Three bovine × murine hybridomas, which secrete bovine IgG₁, IgG₂ and IgM, respectively, were derived by the fusion of normal bovine B lymphocytes to the murine cell line SP-2/0. The hybridomas were initially selected by testing the culture supernatant of individual clones with rabbit anti-bovine light chain antibody.
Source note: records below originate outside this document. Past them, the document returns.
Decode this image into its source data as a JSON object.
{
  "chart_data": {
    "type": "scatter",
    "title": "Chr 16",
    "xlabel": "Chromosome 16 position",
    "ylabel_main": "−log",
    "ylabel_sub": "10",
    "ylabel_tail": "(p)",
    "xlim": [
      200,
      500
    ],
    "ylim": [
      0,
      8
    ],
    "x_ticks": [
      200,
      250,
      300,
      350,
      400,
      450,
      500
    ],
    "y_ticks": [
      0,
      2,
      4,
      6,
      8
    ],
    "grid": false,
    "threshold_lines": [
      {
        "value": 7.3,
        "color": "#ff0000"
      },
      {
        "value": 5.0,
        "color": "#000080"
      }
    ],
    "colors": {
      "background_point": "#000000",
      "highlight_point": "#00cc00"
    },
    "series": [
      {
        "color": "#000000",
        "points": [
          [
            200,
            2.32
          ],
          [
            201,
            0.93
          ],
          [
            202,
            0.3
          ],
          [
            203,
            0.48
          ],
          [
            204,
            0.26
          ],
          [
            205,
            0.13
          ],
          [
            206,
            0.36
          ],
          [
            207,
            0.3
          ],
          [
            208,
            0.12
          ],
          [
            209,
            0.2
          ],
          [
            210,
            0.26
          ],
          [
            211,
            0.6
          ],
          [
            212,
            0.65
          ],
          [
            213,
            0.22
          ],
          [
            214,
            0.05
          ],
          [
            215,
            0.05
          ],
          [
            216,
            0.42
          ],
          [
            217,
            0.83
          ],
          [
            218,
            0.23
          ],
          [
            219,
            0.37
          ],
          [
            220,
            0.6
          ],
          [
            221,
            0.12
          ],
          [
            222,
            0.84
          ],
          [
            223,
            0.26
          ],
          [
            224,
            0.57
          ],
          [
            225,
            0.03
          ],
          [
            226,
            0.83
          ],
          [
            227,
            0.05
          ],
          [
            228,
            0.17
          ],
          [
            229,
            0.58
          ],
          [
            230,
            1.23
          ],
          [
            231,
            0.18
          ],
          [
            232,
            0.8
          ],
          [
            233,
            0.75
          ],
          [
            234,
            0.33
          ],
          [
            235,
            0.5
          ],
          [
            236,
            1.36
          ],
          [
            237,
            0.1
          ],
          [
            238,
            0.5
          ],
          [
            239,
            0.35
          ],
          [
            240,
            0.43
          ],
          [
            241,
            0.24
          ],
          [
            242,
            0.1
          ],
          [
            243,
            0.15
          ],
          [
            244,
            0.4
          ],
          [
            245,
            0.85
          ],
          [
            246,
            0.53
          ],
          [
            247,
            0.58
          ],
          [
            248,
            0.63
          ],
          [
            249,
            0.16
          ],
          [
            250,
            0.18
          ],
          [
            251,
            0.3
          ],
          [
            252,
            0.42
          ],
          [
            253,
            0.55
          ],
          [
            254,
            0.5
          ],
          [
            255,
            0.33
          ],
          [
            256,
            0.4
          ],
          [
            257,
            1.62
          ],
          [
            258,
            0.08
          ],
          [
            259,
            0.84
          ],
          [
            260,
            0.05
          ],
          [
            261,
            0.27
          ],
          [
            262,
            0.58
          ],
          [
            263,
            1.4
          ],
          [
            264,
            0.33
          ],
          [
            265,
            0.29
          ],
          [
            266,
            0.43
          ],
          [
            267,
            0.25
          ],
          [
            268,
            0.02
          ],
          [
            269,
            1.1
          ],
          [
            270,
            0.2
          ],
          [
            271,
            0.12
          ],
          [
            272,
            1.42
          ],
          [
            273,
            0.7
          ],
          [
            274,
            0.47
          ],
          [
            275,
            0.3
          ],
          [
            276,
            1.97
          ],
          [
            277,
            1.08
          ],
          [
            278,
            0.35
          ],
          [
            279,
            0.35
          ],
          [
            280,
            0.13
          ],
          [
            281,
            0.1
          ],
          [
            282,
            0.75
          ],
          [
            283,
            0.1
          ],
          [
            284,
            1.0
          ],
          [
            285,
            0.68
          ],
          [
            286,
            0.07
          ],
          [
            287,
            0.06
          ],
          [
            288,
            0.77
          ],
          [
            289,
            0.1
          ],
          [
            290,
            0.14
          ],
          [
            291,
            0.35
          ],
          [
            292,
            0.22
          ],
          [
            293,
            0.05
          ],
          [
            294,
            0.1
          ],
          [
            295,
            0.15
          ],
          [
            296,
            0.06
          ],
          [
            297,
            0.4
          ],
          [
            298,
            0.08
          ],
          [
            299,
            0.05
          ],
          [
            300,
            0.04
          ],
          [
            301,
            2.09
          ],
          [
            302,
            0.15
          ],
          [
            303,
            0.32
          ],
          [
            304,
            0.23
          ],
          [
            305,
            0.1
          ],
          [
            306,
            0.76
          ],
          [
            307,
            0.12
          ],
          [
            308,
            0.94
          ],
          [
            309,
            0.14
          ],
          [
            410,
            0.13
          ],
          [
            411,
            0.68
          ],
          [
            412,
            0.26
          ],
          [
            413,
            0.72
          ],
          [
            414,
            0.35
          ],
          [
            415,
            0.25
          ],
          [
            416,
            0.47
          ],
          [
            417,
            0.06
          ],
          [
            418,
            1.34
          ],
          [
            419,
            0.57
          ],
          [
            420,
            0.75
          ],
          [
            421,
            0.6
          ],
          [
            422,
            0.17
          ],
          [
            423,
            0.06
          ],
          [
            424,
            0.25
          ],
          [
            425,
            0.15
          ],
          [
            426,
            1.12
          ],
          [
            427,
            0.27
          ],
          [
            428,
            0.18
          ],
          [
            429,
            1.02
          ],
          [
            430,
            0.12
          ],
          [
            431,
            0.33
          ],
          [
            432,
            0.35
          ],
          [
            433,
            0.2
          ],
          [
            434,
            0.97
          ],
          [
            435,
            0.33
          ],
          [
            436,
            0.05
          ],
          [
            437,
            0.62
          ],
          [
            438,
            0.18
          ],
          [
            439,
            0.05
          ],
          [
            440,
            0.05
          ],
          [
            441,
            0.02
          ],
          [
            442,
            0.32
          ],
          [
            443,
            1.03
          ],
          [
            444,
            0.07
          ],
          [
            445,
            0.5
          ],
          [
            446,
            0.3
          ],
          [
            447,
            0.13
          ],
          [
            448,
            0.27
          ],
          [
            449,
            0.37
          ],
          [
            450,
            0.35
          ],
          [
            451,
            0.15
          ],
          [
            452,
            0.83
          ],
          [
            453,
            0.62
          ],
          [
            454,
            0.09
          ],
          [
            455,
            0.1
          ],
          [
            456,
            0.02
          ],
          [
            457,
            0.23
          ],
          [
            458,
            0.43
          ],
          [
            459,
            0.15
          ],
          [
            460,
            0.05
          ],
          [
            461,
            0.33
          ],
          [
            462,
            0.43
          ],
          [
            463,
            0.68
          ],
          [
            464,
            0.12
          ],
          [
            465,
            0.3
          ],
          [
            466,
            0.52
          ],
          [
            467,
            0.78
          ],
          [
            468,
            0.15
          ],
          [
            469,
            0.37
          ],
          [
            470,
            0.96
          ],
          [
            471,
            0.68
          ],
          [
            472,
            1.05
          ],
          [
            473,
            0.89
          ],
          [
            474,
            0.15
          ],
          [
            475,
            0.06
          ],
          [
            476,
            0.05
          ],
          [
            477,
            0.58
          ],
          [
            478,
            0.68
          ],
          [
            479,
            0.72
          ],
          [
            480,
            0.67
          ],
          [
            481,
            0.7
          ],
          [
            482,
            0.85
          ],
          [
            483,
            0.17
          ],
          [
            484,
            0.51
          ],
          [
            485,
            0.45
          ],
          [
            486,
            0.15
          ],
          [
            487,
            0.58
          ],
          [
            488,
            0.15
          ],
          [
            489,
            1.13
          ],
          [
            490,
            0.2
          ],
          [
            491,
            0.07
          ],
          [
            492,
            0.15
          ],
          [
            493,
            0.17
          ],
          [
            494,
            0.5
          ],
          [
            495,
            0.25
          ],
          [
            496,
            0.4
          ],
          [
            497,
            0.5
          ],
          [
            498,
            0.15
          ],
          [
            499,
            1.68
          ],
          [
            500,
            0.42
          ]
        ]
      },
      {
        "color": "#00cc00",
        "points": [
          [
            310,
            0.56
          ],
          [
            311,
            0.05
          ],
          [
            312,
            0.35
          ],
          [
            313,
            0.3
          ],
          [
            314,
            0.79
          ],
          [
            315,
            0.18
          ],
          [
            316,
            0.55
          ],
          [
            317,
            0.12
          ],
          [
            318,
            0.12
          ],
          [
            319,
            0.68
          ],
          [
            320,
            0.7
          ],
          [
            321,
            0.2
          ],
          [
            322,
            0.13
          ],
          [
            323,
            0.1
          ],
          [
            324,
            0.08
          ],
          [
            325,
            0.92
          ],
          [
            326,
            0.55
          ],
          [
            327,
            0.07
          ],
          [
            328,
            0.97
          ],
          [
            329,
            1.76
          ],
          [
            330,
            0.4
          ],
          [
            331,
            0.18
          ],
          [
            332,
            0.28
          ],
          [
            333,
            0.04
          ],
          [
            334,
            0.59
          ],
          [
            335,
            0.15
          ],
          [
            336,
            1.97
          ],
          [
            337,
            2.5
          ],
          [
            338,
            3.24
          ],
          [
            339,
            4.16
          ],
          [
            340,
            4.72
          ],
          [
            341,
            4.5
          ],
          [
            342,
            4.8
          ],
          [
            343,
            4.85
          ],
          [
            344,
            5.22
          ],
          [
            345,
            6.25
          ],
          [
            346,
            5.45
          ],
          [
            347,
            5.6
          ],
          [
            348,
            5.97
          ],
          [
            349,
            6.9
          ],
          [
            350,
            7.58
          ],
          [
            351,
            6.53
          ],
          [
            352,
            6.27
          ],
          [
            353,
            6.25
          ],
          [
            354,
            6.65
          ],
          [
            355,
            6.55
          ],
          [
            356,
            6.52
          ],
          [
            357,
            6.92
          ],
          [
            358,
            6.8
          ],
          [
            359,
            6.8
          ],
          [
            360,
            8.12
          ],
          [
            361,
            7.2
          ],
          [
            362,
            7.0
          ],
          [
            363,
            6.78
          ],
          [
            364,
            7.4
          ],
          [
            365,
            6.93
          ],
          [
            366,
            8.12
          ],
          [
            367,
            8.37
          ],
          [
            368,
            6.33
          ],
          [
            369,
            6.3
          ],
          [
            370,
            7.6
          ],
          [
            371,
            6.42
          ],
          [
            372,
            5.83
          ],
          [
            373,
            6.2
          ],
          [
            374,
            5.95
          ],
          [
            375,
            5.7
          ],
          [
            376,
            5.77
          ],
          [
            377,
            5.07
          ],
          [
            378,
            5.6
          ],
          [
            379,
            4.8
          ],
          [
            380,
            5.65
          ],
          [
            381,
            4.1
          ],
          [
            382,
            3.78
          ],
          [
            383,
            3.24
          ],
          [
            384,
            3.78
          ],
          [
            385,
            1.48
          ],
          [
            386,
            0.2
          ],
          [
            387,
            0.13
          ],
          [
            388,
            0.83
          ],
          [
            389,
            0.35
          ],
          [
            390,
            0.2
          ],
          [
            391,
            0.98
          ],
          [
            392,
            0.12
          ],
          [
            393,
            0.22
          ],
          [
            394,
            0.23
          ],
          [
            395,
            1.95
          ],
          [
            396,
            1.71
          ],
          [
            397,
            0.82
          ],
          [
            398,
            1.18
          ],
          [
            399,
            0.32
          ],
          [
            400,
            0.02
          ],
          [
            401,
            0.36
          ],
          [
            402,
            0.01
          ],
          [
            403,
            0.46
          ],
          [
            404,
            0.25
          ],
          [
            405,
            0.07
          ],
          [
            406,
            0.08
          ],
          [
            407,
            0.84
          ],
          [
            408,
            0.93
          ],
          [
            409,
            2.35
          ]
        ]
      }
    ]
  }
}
The bovine nature of Ig secreted by the bovine × murine hybridomas was confirmed by the ability of bovine serum but not murine serum to inhibit specific adsorption by murine anti-bovine Ig coupled to Sepharose 4B and the inability of sheep anti-mouse Ig (all isotypes) to bind biosynthetically labelled Ig from the respective bovine × murine hybridomas or to react with bovine × murine hybridoma Ig in Ouchterlony analysis. The isotype of the bovine Ig produced by each hybridoma was determined by cRIA using bovine Ig isotype-specific murine mcab, Ouchterlony analysis with guinea pig anti-bovine Ig isotypes and molecular weight analysis of unreduced and reduced affinity purified Ig from the respective bovine × murine hybridomas. Even though the hybridomas in this study showed chromosome loss, they have continued to secrete bovine Ig in culture for over 16 months, indicating that it is possible to isolate and stabilize interspecific hybridomas retaining the chromosome, or at least the genes, encoding an Ig.These hybridomas will provide monoclonal bovine Ig for; 1) serological standards, 2) production of polyclonal and monoclonal antisera to bovine Ig isotypes, 3) sequencing studies, 4) serological and structural studies of bovine Ig classes and subclasses, and messenger RNA for the production of cDNA probes for the cloning of bovine Ig genes and for determining the organization of Ig genes in the bovine genome.